Blog/Sovereign Debt Crisis
Posted Feb 11, 2016 by Martin Armstrong
Some people are confused by what I mean when I say that rates will rise as we move into the sovereign debt crisis, which will pick up steam in 2017 moving into 2020. We are NOT talking about central banks raising rates; we are looking at the FREE MARKET. As people realize that government debt comes with a risk, capital will begin to shift into the private assets. The market will not buy all the government debt that appears ready to explode. With central banks moving negative on short-term rates, smart money will wake up and flip into equities. If equities break-even, that is better than a guaranteed loss in government bonds. In Japan, the 10 year rate just went NEGATIVE so you want to park money with the government for 10 years and pay them to hold it?

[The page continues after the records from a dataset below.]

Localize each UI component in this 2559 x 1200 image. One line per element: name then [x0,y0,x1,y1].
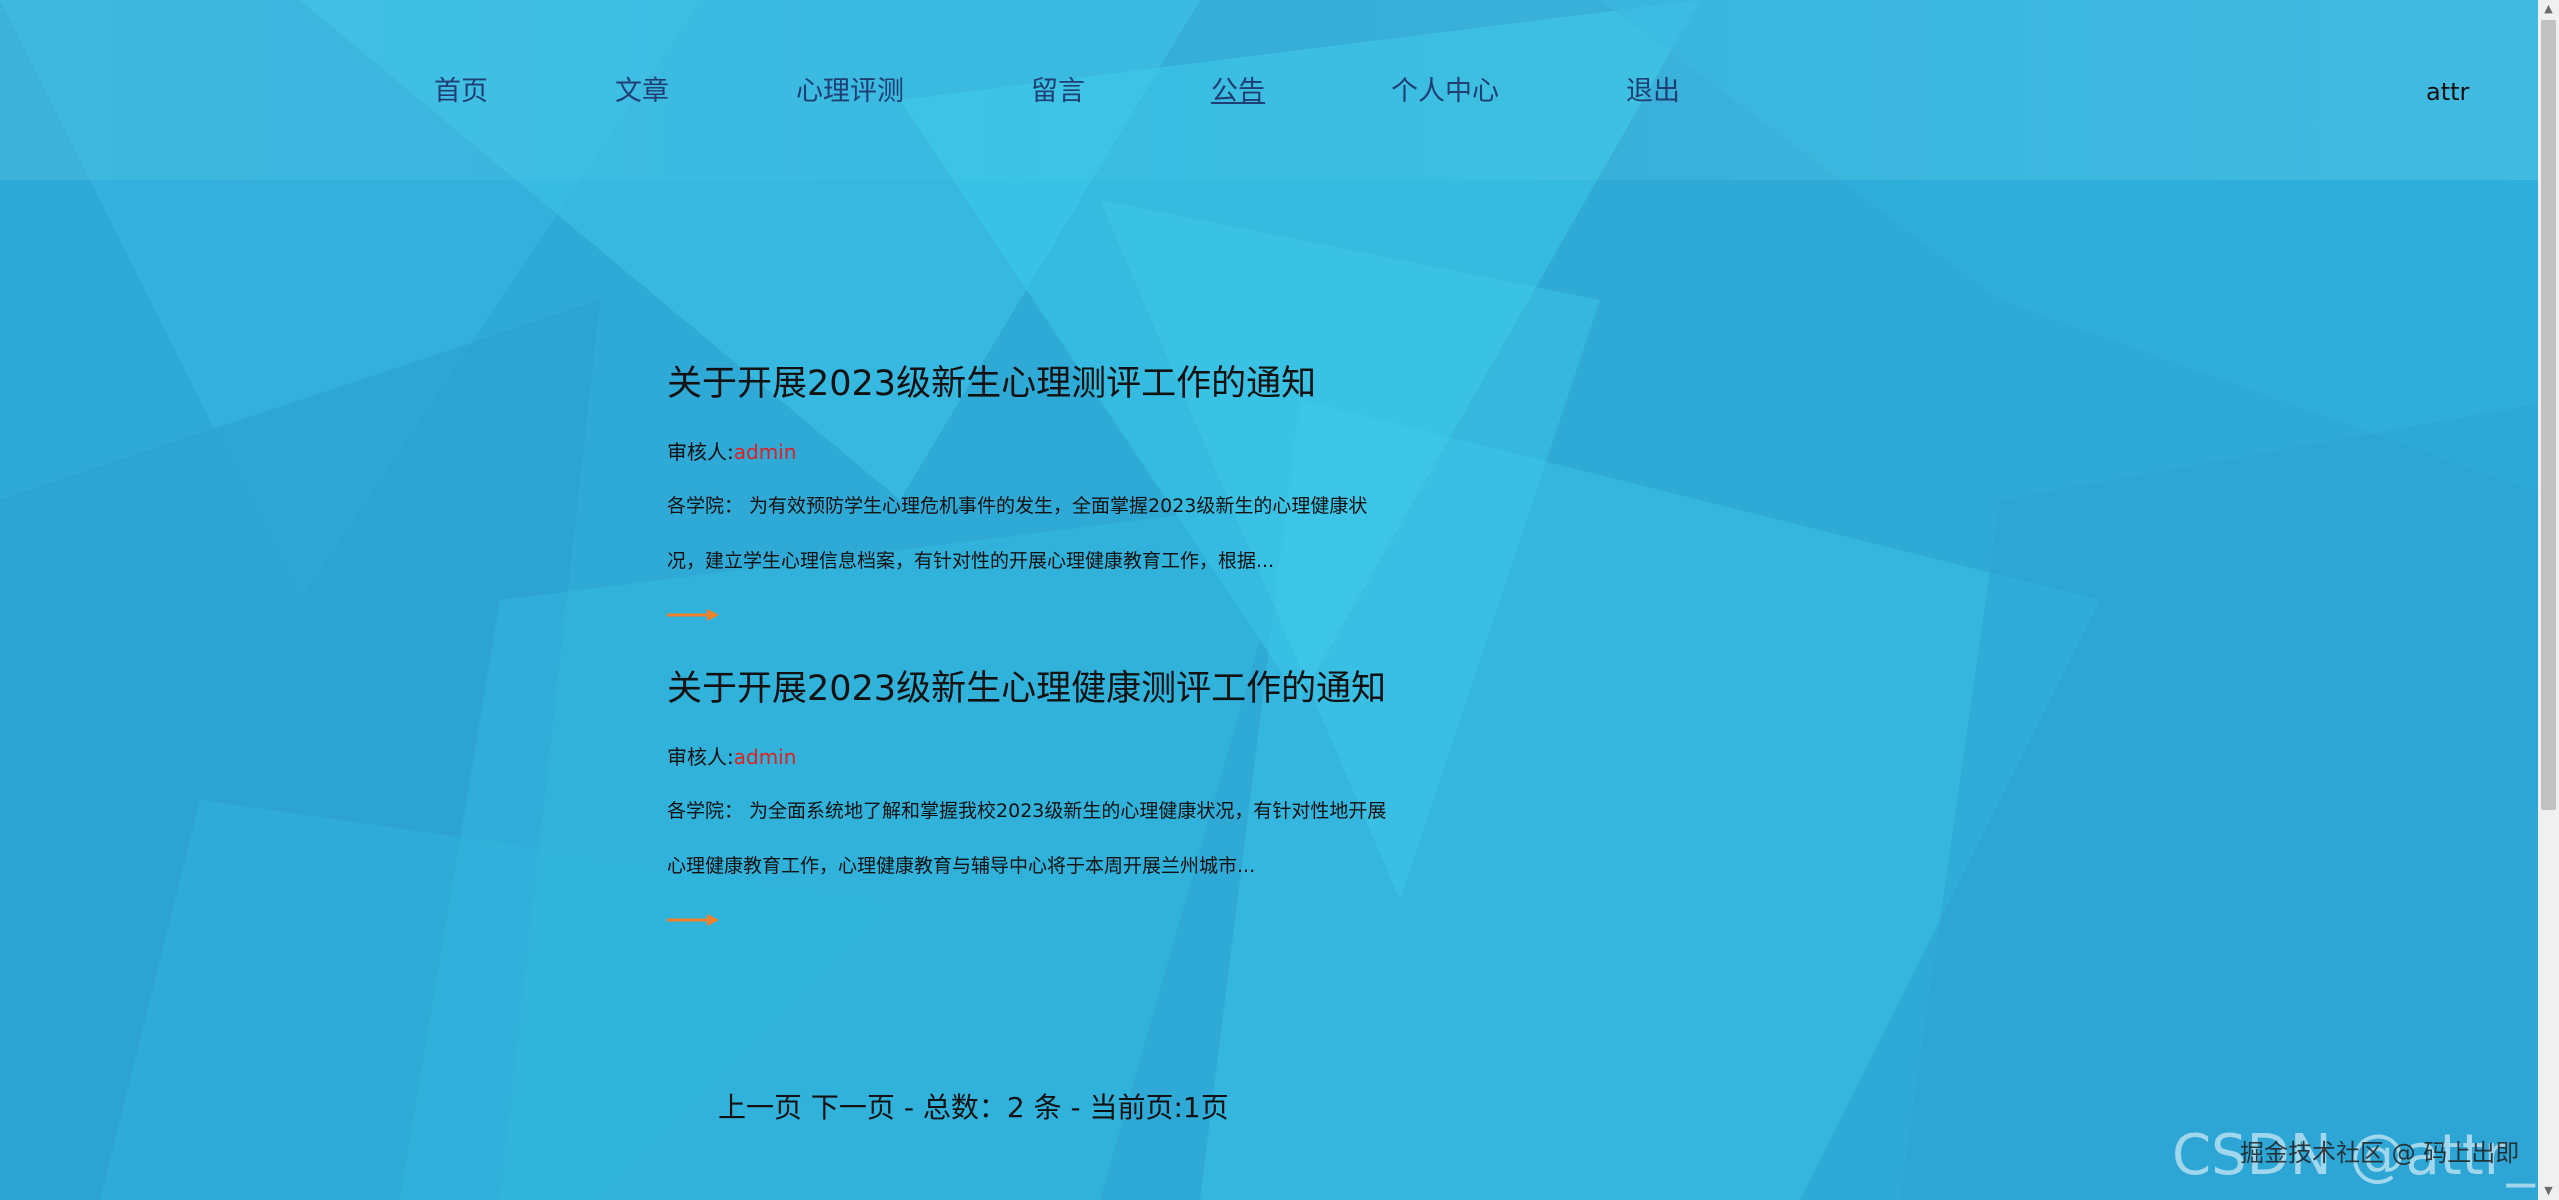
scroll-down-arrow-icon[interactable]: ▼ [2538,1182,2559,1200]
notice-item: 关于开展2023级新生心理测评工作的通知 审核人:admin 各学院： 为有效预… [667,360,1407,623]
pagination-summary: - 总数：2 条 - 当前页:1页 [903,1091,1229,1124]
notice-excerpt: 各学院： 为全面系统地了解和掌握我校2023级新生的心理健康状况，有针对性地开展… [667,800,1387,877]
scroll-thumb[interactable] [2541,20,2556,810]
notice-excerpt: 各学院： 为有效预防学生心理危机事件的发生，全面掌握2023级新生的心理健康状况… [667,495,1368,572]
prev-page-link[interactable]: 上一页 [718,1091,802,1124]
current-user: attr [2426,78,2470,106]
pagination: 上一页 下一页 - 总数：2 条 - 当前页:1页 [718,1088,1229,1128]
notice-title[interactable]: 关于开展2023级新生心理健康测评工作的通知 [667,665,1387,713]
notice-title[interactable]: 关于开展2023级新生心理测评工作的通知 [667,360,1387,408]
nav-item-home[interactable]: 首页 [434,72,488,112]
notice-meta: 审核人:admin [667,742,1407,772]
nav-item-announcements[interactable]: 公告 [1211,72,1265,112]
notice-item: 关于开展2023级新生心理健康测评工作的通知 审核人:admin 各学院： 为全… [667,665,1407,928]
read-more-arrow-icon[interactable] [667,912,719,928]
watermark-juejin: 掘金技术社区 @ 码上出即 [2240,1139,2520,1167]
page: 首页 文章 心理评测 留言 公告 个人中心 退出 attr 关于开展2023级新… [0,0,2559,1200]
vertical-scrollbar[interactable]: ▲ ▼ [2538,0,2559,1200]
notice-list: 关于开展2023级新生心理测评工作的通知 审核人:admin 各学院： 为有效预… [667,360,1407,928]
top-nav: 首页 文章 心理评测 留言 公告 个人中心 退出 attr [0,0,2538,180]
scroll-up-arrow-icon[interactable]: ▲ [2538,0,2559,18]
read-more-arrow-icon[interactable] [667,607,719,623]
reviewer-name: admin [733,440,797,464]
next-page-link[interactable]: 下一页 [811,1091,895,1124]
nav-item-articles[interactable]: 文章 [615,72,669,112]
nav-item-psych-test[interactable]: 心理评测 [796,72,904,112]
nav-item-messages[interactable]: 留言 [1031,72,1085,112]
nav-item-logout[interactable]: 退出 [1626,72,1680,112]
reviewer-label: 审核人: [667,440,734,464]
notice-meta: 审核人:admin [667,437,1407,467]
nav-item-profile[interactable]: 个人中心 [1391,72,1499,112]
reviewer-label: 审核人: [667,745,734,769]
reviewer-name: admin [733,745,797,769]
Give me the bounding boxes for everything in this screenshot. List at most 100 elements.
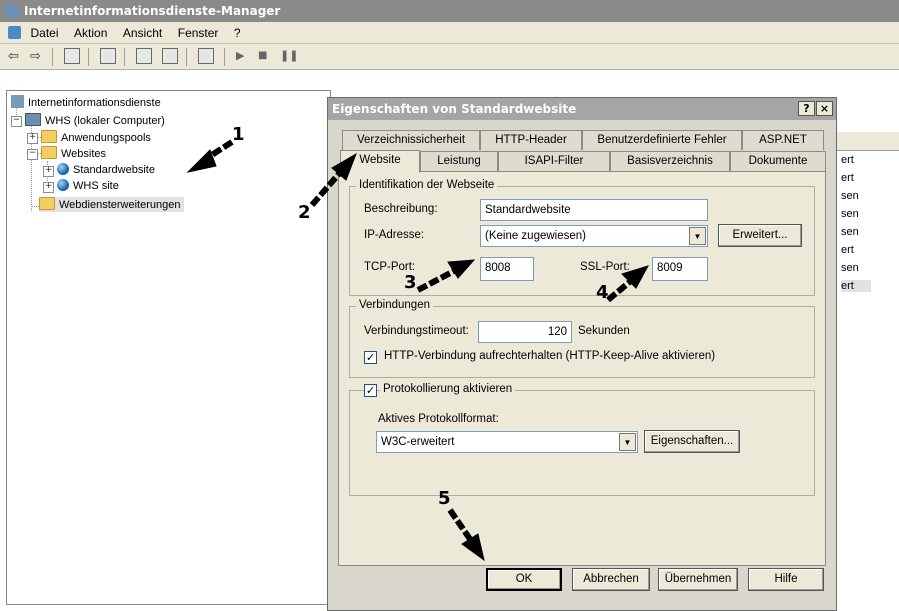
export-list-icon[interactable] [100,48,116,64]
play-icon[interactable]: ▶ [236,49,244,62]
tab-dokumente[interactable]: Dokumente [730,151,826,171]
menu-help[interactable]: ? [234,26,241,40]
annotation-1: 1 [232,124,245,145]
stop-icon[interactable]: ■ [258,50,267,61]
pause-icon[interactable]: ❚❚ [280,49,298,62]
tree-site-whs[interactable]: WHS site [57,179,119,193]
tab-website[interactable]: Website [340,150,420,173]
forward-arrow-icon[interactable]: ⇨ [30,49,41,64]
iis-icon [11,95,24,108]
tab-verzeichnissicherheit[interactable]: Verzeichnissicherheit [342,130,480,150]
tab-http-header[interactable]: HTTP-Header [480,130,582,150]
list-item[interactable]: sen [841,208,859,220]
iis-app-icon [5,4,19,18]
timeout-label: Verbindungstimeout: [364,325,469,337]
group-connections-label: Verbindungen [356,299,433,311]
menu-ansicht[interactable]: Ansicht [123,26,162,40]
expander-site-default[interactable]: + [43,166,54,177]
properties-icon[interactable] [162,48,178,64]
log-format-combobox[interactable]: W3C-erweitert ▼ [376,431,638,453]
keepalive-checkbox[interactable]: ✓ [364,351,377,364]
tab-benutzerdefinierte-fehler[interactable]: Benutzerdefinierte Fehler [582,130,742,150]
tab-leistung[interactable]: Leistung [420,151,498,171]
list-item[interactable]: sen [841,262,859,274]
expander-websites[interactable]: − [27,149,38,160]
tab-panel-website: Identifikation der Webseite Beschreibung… [338,171,826,566]
console-icon [8,26,21,39]
list-item[interactable]: sen [841,226,859,238]
annotation-3: 3 [404,272,417,293]
folder-icon [39,197,55,210]
advanced-button[interactable]: Erweitert... [718,224,802,247]
menu-aktion[interactable]: Aktion [74,26,107,40]
website-globe-icon [57,179,69,191]
folder-open-icon [41,146,57,159]
logging-checkbox[interactable]: ✓ [364,384,377,397]
expander-computer[interactable]: − [11,116,22,127]
help-button[interactable]: Hilfe [748,568,824,591]
timeout-input[interactable]: 120 [478,321,572,343]
log-format-label: Aktives Protokollformat: [378,413,499,425]
group-identification: Identifikation der Webseite Beschreibung… [349,179,815,296]
annotation-2: 2 [298,202,311,223]
menu-fenster[interactable]: Fenster [178,26,219,40]
ip-address-combobox[interactable]: (Keine zugewiesen) ▼ [480,225,708,247]
menu-bar: Datei Aktion Ansicht Fenster ? [0,22,899,44]
list-item[interactable]: ert [841,244,854,256]
description-input[interactable]: Standardwebsite [480,199,708,221]
expander-app-pools[interactable]: + [27,133,38,144]
group-connections: Verbindungen Verbindungstimeout: 120 Sek… [349,299,815,378]
chevron-down-icon[interactable]: ▼ [619,433,636,451]
dialog-title: Eigenschaften von Standardwebsite [332,102,577,116]
list-item[interactable]: ert [841,154,854,166]
window-titlebar: Internetinformationsdienste-Manager [0,0,899,22]
properties-dialog: Eigenschaften von Standardwebsite ? × Ve… [327,97,837,611]
list-header[interactable] [837,132,899,151]
description-label: Beschreibung: [364,203,438,215]
dialog-titlebar: Eigenschaften von Standardwebsite [328,98,836,120]
window-title: Internetinformationsdienste-Manager [24,4,281,18]
tab-isapi-filter[interactable]: ISAPI-Filter [498,151,610,171]
cancel-button[interactable]: Abbrechen [572,568,650,591]
timeout-unit: Sekunden [578,325,630,337]
chevron-down-icon[interactable]: ▼ [689,227,706,245]
list-item-selected[interactable]: ert [841,280,871,292]
ok-button[interactable]: OK [486,568,562,591]
back-arrow-icon[interactable]: ⇦ [8,49,19,64]
apply-button[interactable]: Übernehmen [658,568,738,591]
menu-datei[interactable]: Datei [31,26,59,40]
ssl-port-label: SSL-Port: [580,261,630,273]
help-icon[interactable] [136,48,152,64]
annotation-4: 4 [596,282,609,303]
computer-icon[interactable] [198,48,214,64]
tab-basisverzeichnis[interactable]: Basisverzeichnis [610,151,730,171]
tree-computer[interactable]: WHS (lokaler Computer) [25,113,165,128]
keepalive-label: HTTP-Verbindung aufrechterhalten (HTTP-K… [384,350,716,362]
folder-icon [41,130,57,143]
list-item[interactable]: ert [841,172,854,184]
tcp-port-input[interactable]: 8008 [480,257,534,281]
dialog-close-button[interactable]: × [816,101,833,116]
right-list-panel: ert ert sen sen sen ert sen ert [836,128,899,608]
toolbar: ⇦ ⇨ ▶ ■ ❚❚ [0,44,899,70]
logging-label: Protokollierung aktivieren [380,383,516,395]
tree-view: Internetinformationsdienste − WHS (lokal… [6,90,331,605]
show-hide-tree-icon[interactable] [64,48,80,64]
ip-address-label: IP-Adresse: [364,229,425,241]
dialog-help-button[interactable]: ? [798,101,815,116]
tree-root[interactable]: Internetinformationsdienste [11,95,161,110]
group-identification-label: Identifikation der Webseite [356,179,498,191]
tree-web-extensions[interactable]: Webdiensterweiterungen [39,197,185,212]
list-item[interactable]: sen [841,190,859,202]
expander-site-whs[interactable]: + [43,182,54,193]
annotation-5: 5 [438,488,451,509]
tree-websites[interactable]: Websites [41,146,106,161]
tree-site-default[interactable]: Standardwebsite [57,163,155,177]
computer-icon [25,113,41,126]
tab-asp-net[interactable]: ASP.NET [742,130,824,150]
website-globe-icon [57,163,69,175]
tree-app-pools[interactable]: Anwendungspools [41,130,151,145]
group-logging: ✓ Protokollierung aktivieren Aktives Pro… [349,383,815,496]
ssl-port-input[interactable]: 8009 [652,257,708,281]
log-properties-button[interactable]: Eigenschaften... [644,430,740,453]
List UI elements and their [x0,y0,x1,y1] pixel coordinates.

Plus, the risk with government bonds will be that they can convert even short-term paper, of say 90 days, to 10-year bonds. Governments have done this before. As banks begin to get in trouble again, smart money will try to get off the grid. Banks will have to pay more for money as those keeping money in banks move out.
The FREE MARKET will force rates higher. Sure, central banks can keep short-term rates NEGATIVE as long as they buy the government debt. But this cannot continue indefinitely. The FREE MARKET will always win. This is how governments fail. The game remains on as long as there are bids at their auctions to sell new debt. What happens when there is NO BID? That is how the FREE MARKET will raise rates. Smart capital will move from public to private debt and equities in addition to gold and real estate on a VERY SELECTED basis.
The Cycle of War turned up in 2014. We have seen an escalation in international war (Russia-Ukraine) and in the Middle East while civil unrest spreads everywhere. This trend will pick up also in 2017 and move into 2020.